Он невесело улыбнулся, в словах прозвучала слабая ирония:

– Церковь стоит на крови мучеников, сэр Ричард. Жить и умереть за веру – привилегия, а не беда или несчастье. Может быть, когда придет смертный час, я буду жалеть, что не удостоился чести быть распятым, как святой Петр, колесованным, как святой Усмар, или сваренным в кипящем масле, как великомученик Агилай.

Я перекрестился и сказал совершенно искренне:

– Свят-свят, отец Дитрих! Такие страсти рассказываете. Я мечтаю о том времени, когда люди вообще не будут страдать.

– Это только в Царстве Небесном, – ответил он. – Но на земле такое не построить.

Глава 11

По площади простучали конские копыта, в нашу сторону мчится десяток вооруженных всадников, телохранители насторожились, но с коня спрыгнул барон Эйц, он начальник дворцовой стражи, но, будучи родом из Армландии, должность понимает как охрану сюзерена, а сам дворец без моей светлости ничто, по его мнению.
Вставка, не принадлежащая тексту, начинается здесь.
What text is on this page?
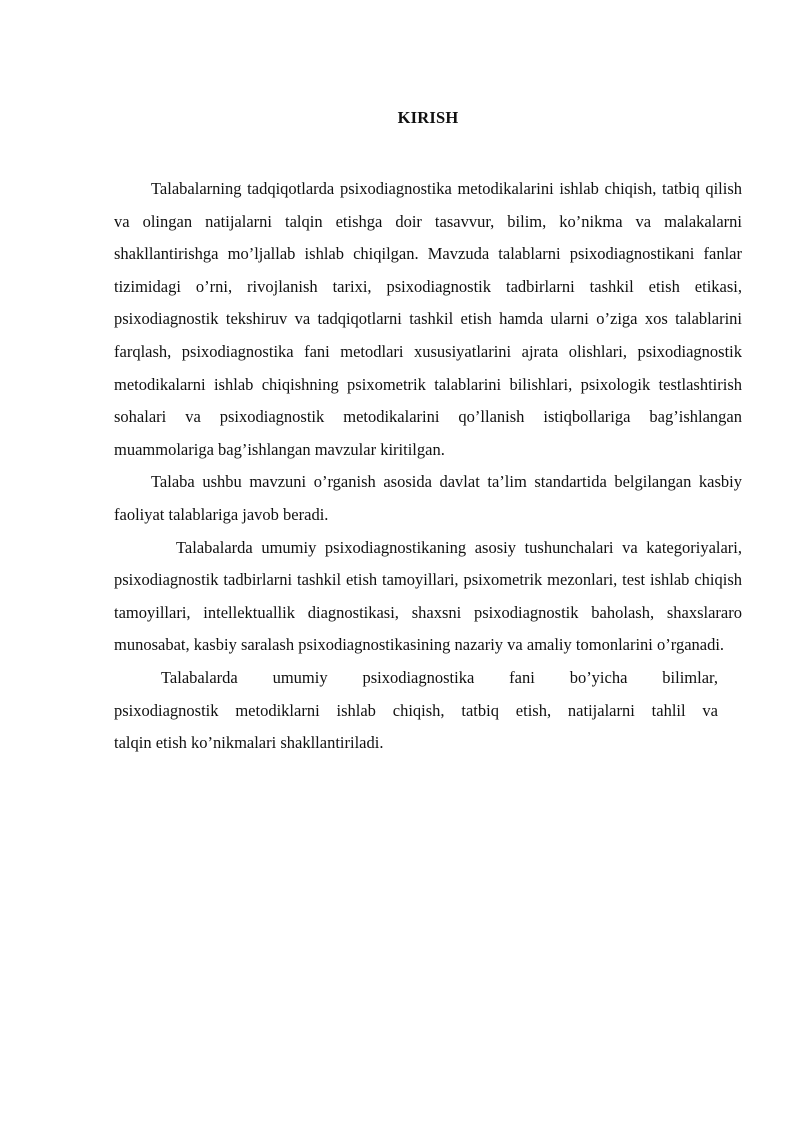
KIRISH

Talabalarning tadqiqotlarda psixodiagnostika metodikalarini ishlab chiqish, tatbiq qilish va olingan natijalarni talqin etishga doir tasavvur, bilim, ko’nikma va malakalarni shakllantirishga mo’ljallab ishlab chiqilgan. Mavzuda talablarni psixodiagnostikani fanlar tizimidagi o’rni, rivojlanish tarixi, psixodiagnostik tadbirlarni tashkil etish etikasi, psixodiagnostik tekshiruv va tadqiqotlarni tashkil etish hamda ularni o’ziga xos talablarini farqlash, psixodiagnostika fani metodlari xususiyatlarini ajrata olishlari, psixodiagnostik metodikalarni ishlab chiqishning psixometrik talablarini bilishlari, psixologik testlashtirish sohalari va psixodiagnostik metodikalarini qo’llanish istiqbollariga bag’ishlangan muammolariga bag’ishlangan mavzular kiritilgan.

Talaba ushbu mavzuni o’rganish asosida davlat ta’lim standartida belgilangan kasbiy faoliyat talablariga javob beradi.

Talabalarda umumiy psixodiagnostikaning asosiy tushunchalari va kategoriyalari, psixodiagnostik tadbirlarni tashkil etish tamoyillari, psixometrik mezonlari, test ishlab chiqish tamoyillari, intellektuallik diagnostikasi, shaxsni psixodiagnostik baholash, shaxslararo munosabat, kasbiy saralash psixodiagnostikasining nazariy va amaliy tomonlarini o’rganadi.

Talabalarda umumiy psixodiagnostika fani bo’yicha bilimlar,
psixodiagnostik metodiklarni ishlab chiqish, tatbiq etish, natijalarni tahlil va
talqin etish ko’nikmalari shakllantiriladi.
Его люди рассыпались по площади и не позволяли народу ринуться ко мне и затоптать со своими прошениями, жалобами и кляузами, а барон подошел быстрыми четкими шагами.

Колено преклонять не стал, видимся слишком часто, сказал почтительно:

– Мне придется заделать эти боковые двери. Слишком их много… вашей светлости что-нибудь угодно?

Я отмахнулся:

– Ничего не надо, спасибо, сэр Торрекс.

Он спросил упрямо:

– А святому отцу?

Я с интересом посмотрел на отца Дитриха:

– Желаете чего-нибудь, ваше преосвященство?

Он покачал головой:

– Спасибо, сын мой. Я сыт.

Сэр Торрекс с разочарованным лицом развел руками, а я сказал со смешком:

– Отец Дитрих, а вас любят!.. Что вообще-то странно. Подумать только, Великого Инквизитора!

Он покосился с некоторым удивлением:

– А кто им дает представления на площади, сжигая ведьм и чернокнижников? Все любят смотреть, как жгут продавших души дьяволу.

Я засмеялся, что-то сам туплю, простой народ в самом деле инквизиторов любит, те никогда не трогают их, а все среди богатых находят добычу для костра, среди знатных, грамотных.

– Хорошо, – сказал я с чувством. – Чистое, незамутненное счастье… Приятно вернуться к друзьям, где тебе рады, где все хорошо, все идет правильно…

Отец Дитрих не стал советовать сплюнуть, это язычество, но во взгляде была укоризна. Сэр Торрекс не уходил, а перехватив мой взгляд, сказал уже негромко:

– Только что прибыл гонец от сэра Норберта. Тот сообщает, что к нам едет прелат из Ватикана! Всего в двух днях пути от Геннегау!

Отец Дитрих вздрогнул, мне даже показалось, что переменился в лице:

– Прелат? Где он?

Сэр Торрекс выпалил с готовностью, повернувшись к нему, словно отец Дитрих здесь главный:

– В сутках пути отсюда. Видимо, между Ангулем и Першем.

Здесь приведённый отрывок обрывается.